According to the conceptual framework of the FAO-Resilience Index Measurement and Analysis (RIMA II) approach, resilient households, when affected by a shock at time 1, suffer a reduction in their food security at time 2 but are able to (partially or totally) recover the loss in food security between time 2 and 3. Please see http://www.fao.org/3/a-i5665e.pdf at page 35 as a reference.
The dynamics of the food security is not easily addressed by an empirical point of view. There is still much to know on the role of: (i) the time span between the shock occurrence and the recovery, namely the time when the household bounce back to its previous food security level; (ii) the time span between the recovery and the occurrence of another shock; (iii) the effect of the second shock on food security reduction with respect the effect of the first shock.

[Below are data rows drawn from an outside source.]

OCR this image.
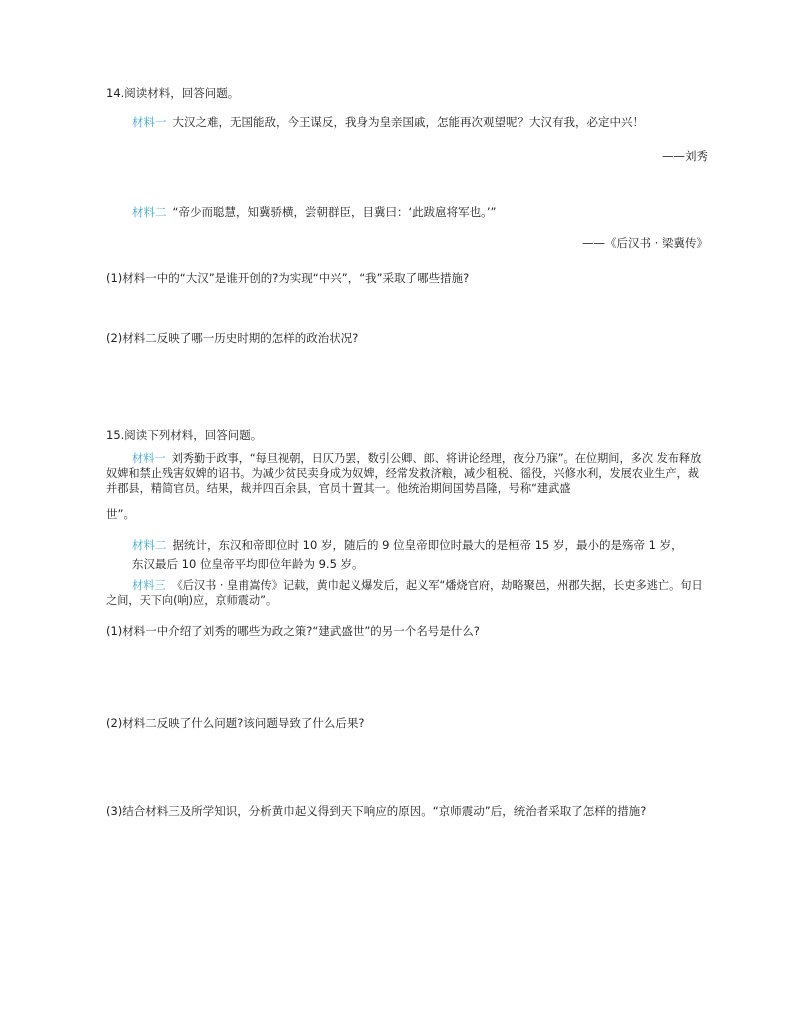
14.阅读材料，回答问题。
材料一 大汉之难，无国能敌，今王谋反，我身为皇亲国戚，怎能再次观望呢？大汉有我，必定中兴！
——刘秀
材料二 “帝少而聪慧，知冀骄横，尝朝群臣，目冀曰：‘此跋扈将军也。’”
——《后汉书 · 梁冀传》
(1)材料一中的“大汉”是谁开创的?为实现“中兴”，“我”采取了哪些措施?
(2)材料二反映了哪一历史时期的怎样的政治状况?
15.阅读下列材料，回答问题。
材料一 刘秀勤于政事，“每旦视朝，日仄乃罢，数引公卿、郎、将讲论经理，夜分乃寐”。在位期间，多次 发布释放奴婢和禁止残害奴婢的诏书。为减少贫民卖身成为奴婢，经常发救济粮，减少租税、徭役，兴修水利，发展农业生产，裁并郡县，精简官员。结果，裁并四百余县，官员十置其一。他统治期间国势昌隆，号称“建武盛
世”。
材料二 据统计，东汉和帝即位时 10 岁，随后的 9 位皇帝即位时最大的是桓帝 15 岁，最小的是殇帝 1 岁，
东汉最后 10 位皇帝平均即位年龄为 9.5 岁。
材料三 《后汉书 · 皇甫嵩传》记载，黄巾起义爆发后，起义军“燔烧官府，劫略聚邑，州郡失据，长吏多逃亡。旬日之间，天下向(响)应，京师震动”。
(1)材料一中介绍了刘秀的哪些为政之策?“建武盛世”的另一个名号是什么?
(2)材料二反映了什么问题?该问题导致了什么后果?
(3)结合材料三及所学知识，分析黄巾起义得到天下响应的原因。“京师震动”后，统治者采取了怎样的措施?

In my view, the “test of time” matters in terms of understanding (i) the speed of recovery after the occurrence of the shock; (ii) the persistence on the comfortable level of food security after the shock occurrence; (iii) the learning capacity with respect to the history of the past shocks.

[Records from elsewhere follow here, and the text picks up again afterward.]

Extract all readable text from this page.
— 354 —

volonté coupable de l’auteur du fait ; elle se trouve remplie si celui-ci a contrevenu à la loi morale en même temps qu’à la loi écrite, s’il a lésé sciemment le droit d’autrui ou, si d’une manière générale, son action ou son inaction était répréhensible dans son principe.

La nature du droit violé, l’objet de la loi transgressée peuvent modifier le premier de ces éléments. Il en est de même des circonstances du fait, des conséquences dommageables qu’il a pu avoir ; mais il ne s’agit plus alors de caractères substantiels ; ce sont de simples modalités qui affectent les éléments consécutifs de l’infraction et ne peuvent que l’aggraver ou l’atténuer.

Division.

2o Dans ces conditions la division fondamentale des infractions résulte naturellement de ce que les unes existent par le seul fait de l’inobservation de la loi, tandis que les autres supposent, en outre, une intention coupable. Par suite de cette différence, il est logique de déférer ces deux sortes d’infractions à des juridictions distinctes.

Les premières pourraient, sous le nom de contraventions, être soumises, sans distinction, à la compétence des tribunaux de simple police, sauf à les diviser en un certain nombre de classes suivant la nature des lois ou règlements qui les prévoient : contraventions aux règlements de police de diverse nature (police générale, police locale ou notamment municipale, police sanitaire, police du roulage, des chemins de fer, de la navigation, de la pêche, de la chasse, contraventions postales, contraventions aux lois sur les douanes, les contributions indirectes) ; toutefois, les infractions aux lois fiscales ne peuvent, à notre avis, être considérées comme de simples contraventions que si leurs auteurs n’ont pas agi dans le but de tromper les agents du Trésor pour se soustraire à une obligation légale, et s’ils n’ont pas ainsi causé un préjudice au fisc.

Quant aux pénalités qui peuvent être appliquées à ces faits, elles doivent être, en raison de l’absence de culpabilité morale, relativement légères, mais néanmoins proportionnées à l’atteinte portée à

Households with a similar resilience capacity (based on observable characteristics as level of education, productive and non-productive assets, income-generating activities, etc.) may show heterogeneous speed of recovery, persistency in the comfortable zone after the shock occurrence and learning capacity.
Furthermore, the “test of time” matters for identifying households resilient over a long time period.
The household characteristics may explain why some households remain resilient over year while other households are not able to do that. An interesting working paper adopting the FAO-RIMA II methodology (http://www.fao.org/3/a-i5473e.pdf ) explores this topic in the case of Uganda. The analysis shows that a higher level of education of household members as well as the participation into self-enterprises characterize the households able to maintain a high resilience capacity over time.
Identifying the household characteristics that ensure long-lasting resilience capacity may have dramatically important implications for the policy makers!